Por Oscar Pineda
Guillermo Del Toro nos regala una película sensible, inquietante, abrumadora, extravagante. Se trata de una historia sobre lo otro, ese otro que arde fuera del margen. Un otro del que se huye aterrorizado o al que se lo reduce hasta aniquilarlo, ambos extremismos provocados por una misma razón: el miedo.
Ambientada en Baltimore (Estados Unidos), en 1962, en plena Guerra Fría, La forma del agua es un cuento de hadas para adultos. Va sobre el amor entre una agente de limpieza que no habla pero puede escuchar todo, y un humanoide, capturado de las aguas de Brasil, a quien torturan y mantienen cautivo en un laboratorio en nombre de la ciencia y la seguridad nacional.
Sostenida y vendida como una fábula romántica, es sobre todo una película que predica la tolerancia, que en la actualidad se menoscaba por un miedo cuyo pilar es la ignorancia, el desconocimiento sobre el otro.
Y ese otro, esos seres marginales, están representados con magistralidad por la afrodescendiente Zelda (Octavia Spencer), víctima de prejuicios raciales; Giles (Richard Jenkins), un homosexual que debe ocultarse en el armario, y por Eliza Sposito (Sally Hawkins), la agente de limpieza que halla, a través de la música, la manera de apaciguar al humanoide traído desde el río Amazonas.
La normalidad es representada por el amenazante agente Strickland (Michael Shannon), un estadounidense acosador, xenófobo y misógino, quien intenta conocer al ser extraño, al recurso –como lo nombraron en la época– y, debido a que su método es la violencia, no logra conectar con él. Algo que Eliza obtiene con fascinante naturalidad.

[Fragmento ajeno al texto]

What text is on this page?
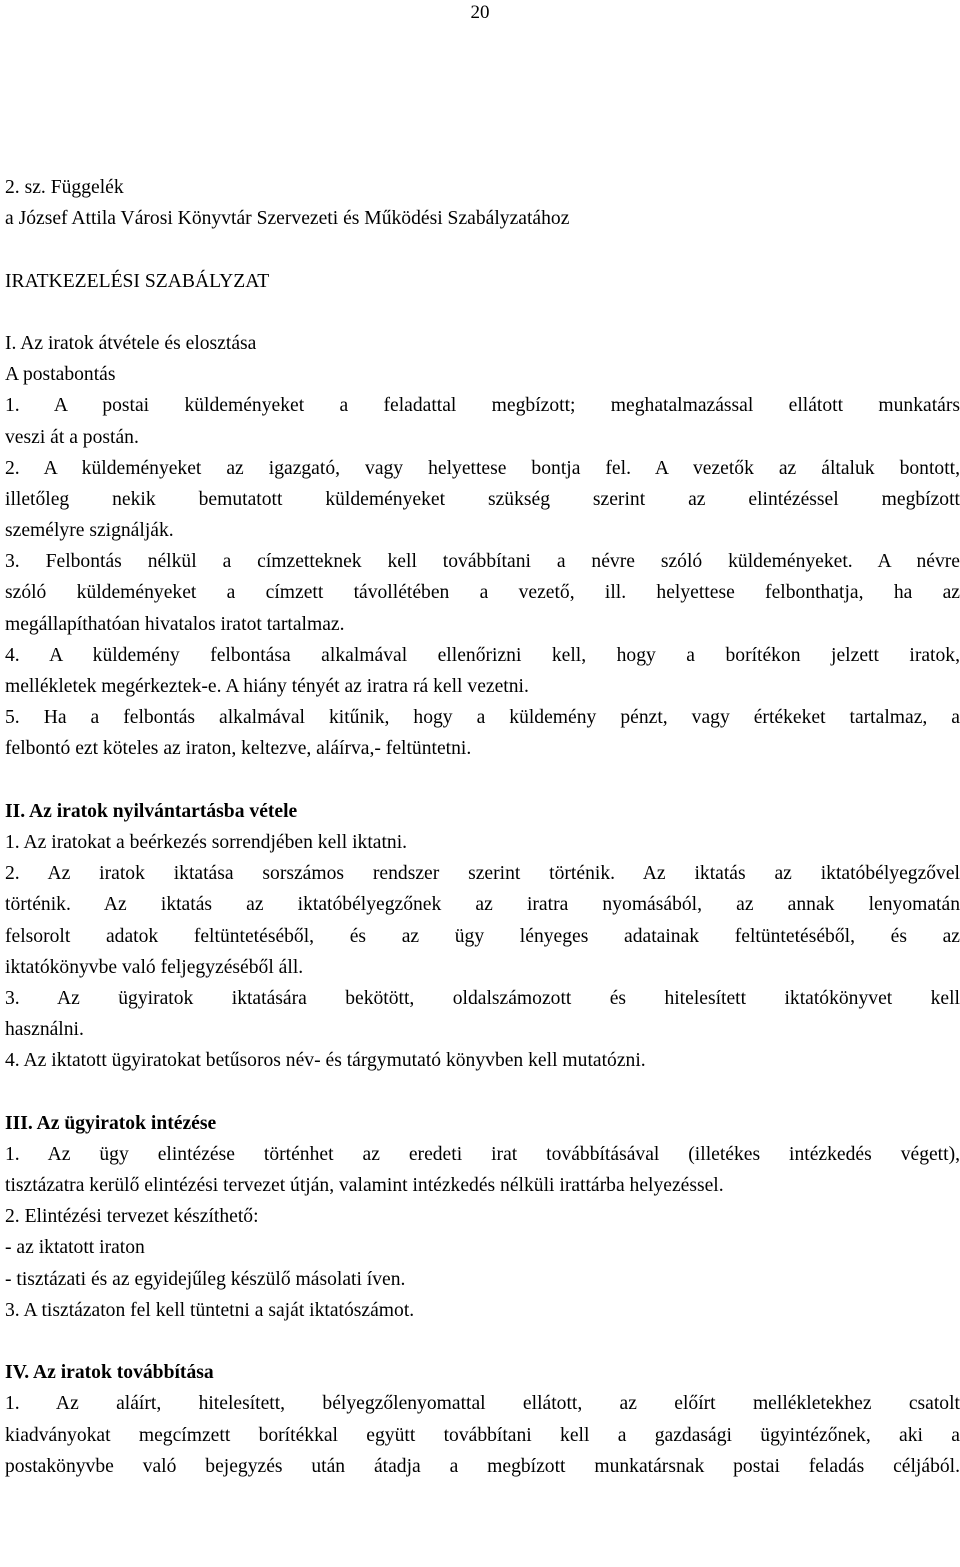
20
2. sz. Függelék
a József Attila Városi Könyvtár Szervezeti és Működési Szabályzatához
IRATKEZELÉSI SZABÁLYZAT
I. Az iratok átvétele és elosztása
A postabontás
1. A postai küldeményeket a feladattal megbízott; meghatalmazással ellátott munkatárs
veszi át a postán.
2. A küldeményeket az igazgató, vagy helyettese bontja fel. A vezetők az általuk bontott,
illetőleg nekik bemutatott küldeményeket szükség szerint az elintézéssel megbízott
személyre szignálják.
3. Felbontás nélkül a címzetteknek kell továbbítani a névre szóló küldeményeket. A névre
szóló küldeményeket a címzett távollétében a vezető, ill. helyettese felbonthatja, ha az
megállapíthatóan hivatalos iratot tartalmaz.
4. A küldemény felbontása alkalmával ellenőrizni kell, hogy a borítékon jelzett iratok,
mellékletek megérkeztek-e. A hiány tényét az iratra rá kell vezetni.
5. Ha a felbontás alkalmával kitűnik, hogy a küldemény pénzt, vagy értékeket tartalmaz, a
felbontó ezt köteles az iraton, keltezve, aláírva,- feltüntetni.
II. Az iratok nyilvántartásba vétele
1. Az iratokat a beérkezés sorrendjében kell iktatni.
2. Az iratok iktatása sorszámos rendszer szerint történik. Az iktatás az iktatóbélyegzővel
történik. Az iktatás az iktatóbélyegzőnek az iratra nyomásából, az annak lenyomatán
felsorolt adatok feltüntetéséből, és az ügy lényeges adatainak feltüntetéséből, és az
iktatókönyvbe való feljegyzéséből áll.
3. Az ügyiratok iktatására bekötött, oldalszámozott és hitelesített iktatókönyvet kell
használni.
4. Az iktatott ügyiratokat betűsoros név- és tárgymutató könyvben kell mutatózni.
III. Az ügyiratok intézése
1. Az ügy elintézése történhet az eredeti irat továbbításával (illetékes intézkedés végett),
tisztázatra kerülő elintézési tervezet útján, valamint intézkedés nélküli irattárba helyezéssel.
2. Elintézési tervezet készíthető:
- az iktatott iraton
- tisztázati és az egyidejűleg készülő másolati íven.
3. A tisztázaton fel kell tüntetni a saját iktatószámot.
IV. Az iratok továbbítása
1. Az aláírt, hitelesített, bélyegzőlenyomattal ellátott, az előírt mellékletekhez csatolt
kiadványokat megcímzett borítékkal együtt továbbítani kell a gazdasági ügyintézőnek, aki a
postakönyvbe való bejegyzés után átadja a megbízott munkatársnak postai feladás céljából.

En el filme el destino del otro, del diferente, es la muerte. Y Eliza, conectada con el ser, mitad pez mitad hombre, desarrolla un amor tan luminoso como peculiar; incluso llega a ser chocante. Del Toro narra con habilidad esta relación, en la que el sexo es central y lo envuelve en un halo esperanzador.
La forma del agua no es una película distinta en cuanto al uso de estereotipos. De hecho, historias de amor similares entre diferentes ya las contó Disney con La Bella y la Bestia, La Sirenita, o con supreproducciones como Avatar.
El logro de esta cinta es contar cómo el amor es el germen de la tolerancia y cómo a partir de reducir los prejuicios se puede alcanzar una convivencia armoniosa; además, cómo lo más monstruoso o lo más extraño puede albergar lo más bello.
Del Toro, en una entrevista concedida a Los Angeles Times, dijo que su objetivo era retratar al otro cuando es visto como el enemigo. Hizo un paralelo con la realidad de los mexicanos migrantes en Estados Unidos, vistos como los inadaptados, culpables de los males que padece ese país y maltratados por esa razón. “Hay más razones para amar al otro que para odiarlo”, destacó.
En la entrega de los premios Golden Globes le preguntaron a Del Toro cómo puede ser que en sus filmes mezcle terror y lados muy oscuros de la humanidad, y que a la vez albergue tramas de amor y alegría. Espontáneo dijo: “I’m mexican”. No hay más qué decir.